I was talking a with a trader the other day who is struggling and he mentioned a tendency that he has. I think all of us have done this at some time or another, but if we don’t grow out of it, it WILL end our career.
The problem could be described as Risk Spikes. They win slowly and conservatively, trading by their rules and risking a small amount of capital, but then all of sudden they get sick of the slow capital growth. Instead of realizing that by waiting another day, a month or a couple months their positions will continue to grow in size (proportionate to their account), they charge into a trade taking excessive risk and gambling on making a big profit to speed up the process.
Let’s face it, this may work and give us a nice bump in the account. We may even be able to do it several times in a row and we promise ourselves this will be the last time. But the psychology which starts that need to speed up the process does not just go away. It needs to stop completely and never be done.
If Joe-Trader is day trading 200 shares, and collecting small profits, those profits will grow and over time we will be able to trade more and more shares (and more and more money). But if he trades 200 shares, and then all of a sudden grabs 1000 shares on a particular trade (assuming same price area, volume, volatility and all that) it has the potential to wipe out a lot of little profits if the trade goes sour.
There is strong desire in certain people to say “I can afford to take the risk.” In life we do take risks, and often they pay off, but if we want to trade as a career for the long haul, if we are saying this to our self it is obvious we are about to deviate from our trading plan. Our trading plan which was created when we weren’t under stress or pressures….created when our mind was clear and logical.
Every trade has risk attached to it. We know this. We have a standard level of risk we take on each trade that will not do much harm to overall capital. If we start to say “I can afford the risk” we are likely planning to do something that is well beyond what we normally risk. We are groping for reasons to make the trade and this is not a good sign.

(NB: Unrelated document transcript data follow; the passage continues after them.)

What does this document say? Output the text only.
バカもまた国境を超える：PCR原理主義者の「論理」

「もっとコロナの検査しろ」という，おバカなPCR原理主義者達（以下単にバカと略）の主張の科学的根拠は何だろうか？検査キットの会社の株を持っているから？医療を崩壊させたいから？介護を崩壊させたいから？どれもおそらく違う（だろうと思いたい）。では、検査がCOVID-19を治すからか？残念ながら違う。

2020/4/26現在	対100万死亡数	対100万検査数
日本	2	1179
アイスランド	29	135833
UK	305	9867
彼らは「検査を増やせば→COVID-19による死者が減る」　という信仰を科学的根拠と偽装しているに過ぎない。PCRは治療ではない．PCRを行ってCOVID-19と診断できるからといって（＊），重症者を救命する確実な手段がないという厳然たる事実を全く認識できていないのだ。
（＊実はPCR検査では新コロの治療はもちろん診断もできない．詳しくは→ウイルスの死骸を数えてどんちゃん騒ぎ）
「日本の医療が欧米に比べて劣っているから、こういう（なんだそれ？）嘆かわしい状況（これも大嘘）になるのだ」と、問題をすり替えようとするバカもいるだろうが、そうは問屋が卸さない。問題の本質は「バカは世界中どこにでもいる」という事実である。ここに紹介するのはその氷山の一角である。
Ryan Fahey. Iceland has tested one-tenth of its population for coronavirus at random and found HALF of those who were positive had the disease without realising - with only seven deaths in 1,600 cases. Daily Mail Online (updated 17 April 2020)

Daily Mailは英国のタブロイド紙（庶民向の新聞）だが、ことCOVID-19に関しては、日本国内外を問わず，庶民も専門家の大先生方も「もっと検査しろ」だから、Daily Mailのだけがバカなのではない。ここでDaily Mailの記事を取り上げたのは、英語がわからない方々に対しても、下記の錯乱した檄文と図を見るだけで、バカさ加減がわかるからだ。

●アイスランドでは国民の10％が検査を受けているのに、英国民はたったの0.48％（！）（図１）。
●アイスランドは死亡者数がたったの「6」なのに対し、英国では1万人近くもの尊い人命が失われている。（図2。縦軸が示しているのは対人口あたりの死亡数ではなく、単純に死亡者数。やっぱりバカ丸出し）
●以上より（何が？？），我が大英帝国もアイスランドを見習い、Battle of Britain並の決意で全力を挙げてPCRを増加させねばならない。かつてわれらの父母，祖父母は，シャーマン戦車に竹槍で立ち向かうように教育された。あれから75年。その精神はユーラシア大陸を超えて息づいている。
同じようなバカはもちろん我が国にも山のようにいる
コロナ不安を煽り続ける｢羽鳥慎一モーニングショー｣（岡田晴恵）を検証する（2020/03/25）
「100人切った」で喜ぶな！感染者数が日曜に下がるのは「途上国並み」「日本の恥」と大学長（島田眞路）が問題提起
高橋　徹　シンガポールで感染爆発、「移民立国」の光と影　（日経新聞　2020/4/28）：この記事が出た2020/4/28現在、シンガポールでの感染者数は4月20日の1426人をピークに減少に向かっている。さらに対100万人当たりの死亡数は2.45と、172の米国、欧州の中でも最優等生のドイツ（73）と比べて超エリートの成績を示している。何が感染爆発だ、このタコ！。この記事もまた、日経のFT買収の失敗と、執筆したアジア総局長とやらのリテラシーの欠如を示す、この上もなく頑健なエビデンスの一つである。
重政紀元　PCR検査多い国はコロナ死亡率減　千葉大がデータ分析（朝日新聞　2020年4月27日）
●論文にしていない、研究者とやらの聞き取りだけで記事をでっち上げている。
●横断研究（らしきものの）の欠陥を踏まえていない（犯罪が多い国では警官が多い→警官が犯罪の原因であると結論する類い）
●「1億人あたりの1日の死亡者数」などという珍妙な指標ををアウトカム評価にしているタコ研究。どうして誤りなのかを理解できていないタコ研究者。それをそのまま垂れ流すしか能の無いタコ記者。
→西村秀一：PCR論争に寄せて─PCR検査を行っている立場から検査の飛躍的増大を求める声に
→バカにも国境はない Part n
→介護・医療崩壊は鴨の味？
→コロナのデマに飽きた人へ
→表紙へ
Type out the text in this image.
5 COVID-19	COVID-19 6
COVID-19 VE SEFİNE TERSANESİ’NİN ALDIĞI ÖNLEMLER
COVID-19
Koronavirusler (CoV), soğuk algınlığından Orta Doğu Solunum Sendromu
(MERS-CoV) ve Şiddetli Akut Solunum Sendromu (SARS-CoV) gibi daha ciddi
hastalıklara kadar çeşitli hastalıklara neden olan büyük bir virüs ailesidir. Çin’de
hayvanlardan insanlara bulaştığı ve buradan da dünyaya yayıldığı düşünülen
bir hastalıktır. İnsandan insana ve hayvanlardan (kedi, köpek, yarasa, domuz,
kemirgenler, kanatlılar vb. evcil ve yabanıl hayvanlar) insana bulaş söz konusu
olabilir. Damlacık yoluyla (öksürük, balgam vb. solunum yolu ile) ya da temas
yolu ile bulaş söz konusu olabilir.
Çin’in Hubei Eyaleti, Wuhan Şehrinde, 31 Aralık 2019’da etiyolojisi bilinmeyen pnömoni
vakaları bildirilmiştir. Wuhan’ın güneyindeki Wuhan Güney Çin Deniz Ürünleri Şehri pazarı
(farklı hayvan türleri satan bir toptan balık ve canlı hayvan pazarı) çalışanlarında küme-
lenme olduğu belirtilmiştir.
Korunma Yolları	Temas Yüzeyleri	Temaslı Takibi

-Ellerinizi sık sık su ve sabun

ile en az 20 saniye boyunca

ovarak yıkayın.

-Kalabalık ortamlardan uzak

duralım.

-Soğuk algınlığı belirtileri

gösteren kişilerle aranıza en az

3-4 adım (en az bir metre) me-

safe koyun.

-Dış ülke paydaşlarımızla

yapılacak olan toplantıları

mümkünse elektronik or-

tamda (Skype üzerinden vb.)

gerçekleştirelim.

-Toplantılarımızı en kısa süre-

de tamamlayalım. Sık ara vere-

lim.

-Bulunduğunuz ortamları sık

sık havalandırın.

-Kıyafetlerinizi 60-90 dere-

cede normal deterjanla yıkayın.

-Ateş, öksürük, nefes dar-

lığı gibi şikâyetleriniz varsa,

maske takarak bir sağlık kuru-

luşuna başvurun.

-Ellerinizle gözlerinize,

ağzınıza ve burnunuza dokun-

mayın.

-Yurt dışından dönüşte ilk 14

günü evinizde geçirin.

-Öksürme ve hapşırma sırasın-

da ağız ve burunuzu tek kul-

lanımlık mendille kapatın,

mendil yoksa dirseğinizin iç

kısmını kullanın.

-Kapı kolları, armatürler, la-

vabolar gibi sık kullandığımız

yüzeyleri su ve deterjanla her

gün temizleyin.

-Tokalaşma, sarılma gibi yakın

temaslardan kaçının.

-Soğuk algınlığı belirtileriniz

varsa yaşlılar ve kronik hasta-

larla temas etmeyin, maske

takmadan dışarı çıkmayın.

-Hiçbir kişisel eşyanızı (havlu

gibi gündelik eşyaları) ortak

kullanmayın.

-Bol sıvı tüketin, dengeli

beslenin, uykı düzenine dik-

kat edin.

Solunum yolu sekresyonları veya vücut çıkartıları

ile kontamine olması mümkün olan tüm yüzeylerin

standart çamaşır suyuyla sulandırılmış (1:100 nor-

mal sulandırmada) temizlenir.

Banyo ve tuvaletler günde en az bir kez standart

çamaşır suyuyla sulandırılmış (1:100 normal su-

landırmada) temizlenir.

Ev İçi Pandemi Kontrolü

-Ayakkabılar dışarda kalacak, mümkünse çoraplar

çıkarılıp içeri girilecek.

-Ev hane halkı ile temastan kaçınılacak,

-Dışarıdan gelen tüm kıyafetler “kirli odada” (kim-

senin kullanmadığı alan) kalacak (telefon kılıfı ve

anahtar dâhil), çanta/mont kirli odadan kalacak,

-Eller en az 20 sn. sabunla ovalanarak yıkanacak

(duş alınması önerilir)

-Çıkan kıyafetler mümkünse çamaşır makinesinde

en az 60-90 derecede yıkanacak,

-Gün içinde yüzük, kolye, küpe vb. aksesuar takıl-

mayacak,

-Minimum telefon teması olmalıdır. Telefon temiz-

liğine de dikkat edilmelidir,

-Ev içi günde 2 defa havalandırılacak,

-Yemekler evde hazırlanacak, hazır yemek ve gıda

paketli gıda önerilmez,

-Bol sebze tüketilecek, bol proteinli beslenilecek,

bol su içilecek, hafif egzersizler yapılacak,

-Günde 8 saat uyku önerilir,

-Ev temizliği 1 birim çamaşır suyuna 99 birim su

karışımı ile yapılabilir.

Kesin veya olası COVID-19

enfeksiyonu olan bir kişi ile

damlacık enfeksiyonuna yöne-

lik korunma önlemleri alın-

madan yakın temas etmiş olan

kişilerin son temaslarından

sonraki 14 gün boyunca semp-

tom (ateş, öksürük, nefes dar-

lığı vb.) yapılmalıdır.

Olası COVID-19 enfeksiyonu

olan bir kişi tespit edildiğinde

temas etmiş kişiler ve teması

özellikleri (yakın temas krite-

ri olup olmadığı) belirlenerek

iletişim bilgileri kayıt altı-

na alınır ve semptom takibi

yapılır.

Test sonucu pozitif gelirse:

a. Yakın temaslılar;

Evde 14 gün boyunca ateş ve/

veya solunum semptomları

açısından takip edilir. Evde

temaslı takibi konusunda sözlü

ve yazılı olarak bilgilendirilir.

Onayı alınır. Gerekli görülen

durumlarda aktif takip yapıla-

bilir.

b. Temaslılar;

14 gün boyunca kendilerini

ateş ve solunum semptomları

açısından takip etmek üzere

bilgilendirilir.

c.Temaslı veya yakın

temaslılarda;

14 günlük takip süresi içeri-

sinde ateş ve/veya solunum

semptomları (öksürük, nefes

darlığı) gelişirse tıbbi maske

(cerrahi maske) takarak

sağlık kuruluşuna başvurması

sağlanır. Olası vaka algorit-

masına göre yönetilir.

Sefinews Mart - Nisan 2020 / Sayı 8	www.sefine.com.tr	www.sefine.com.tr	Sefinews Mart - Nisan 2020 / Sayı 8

In circumstnaces like these take your standard position. Then, tell yourself that if it moves in your favor you will add to your position (in alignment with your risk tolerance) when it passes through another critical level.
Don’t give respect to a move that hasn’t happened yet. Let it impress you with what it actually does, and when your original position is onside you can add to it in a conservative way. Risk spikes will only bring frustration, regret, stress and an empty account over the long run.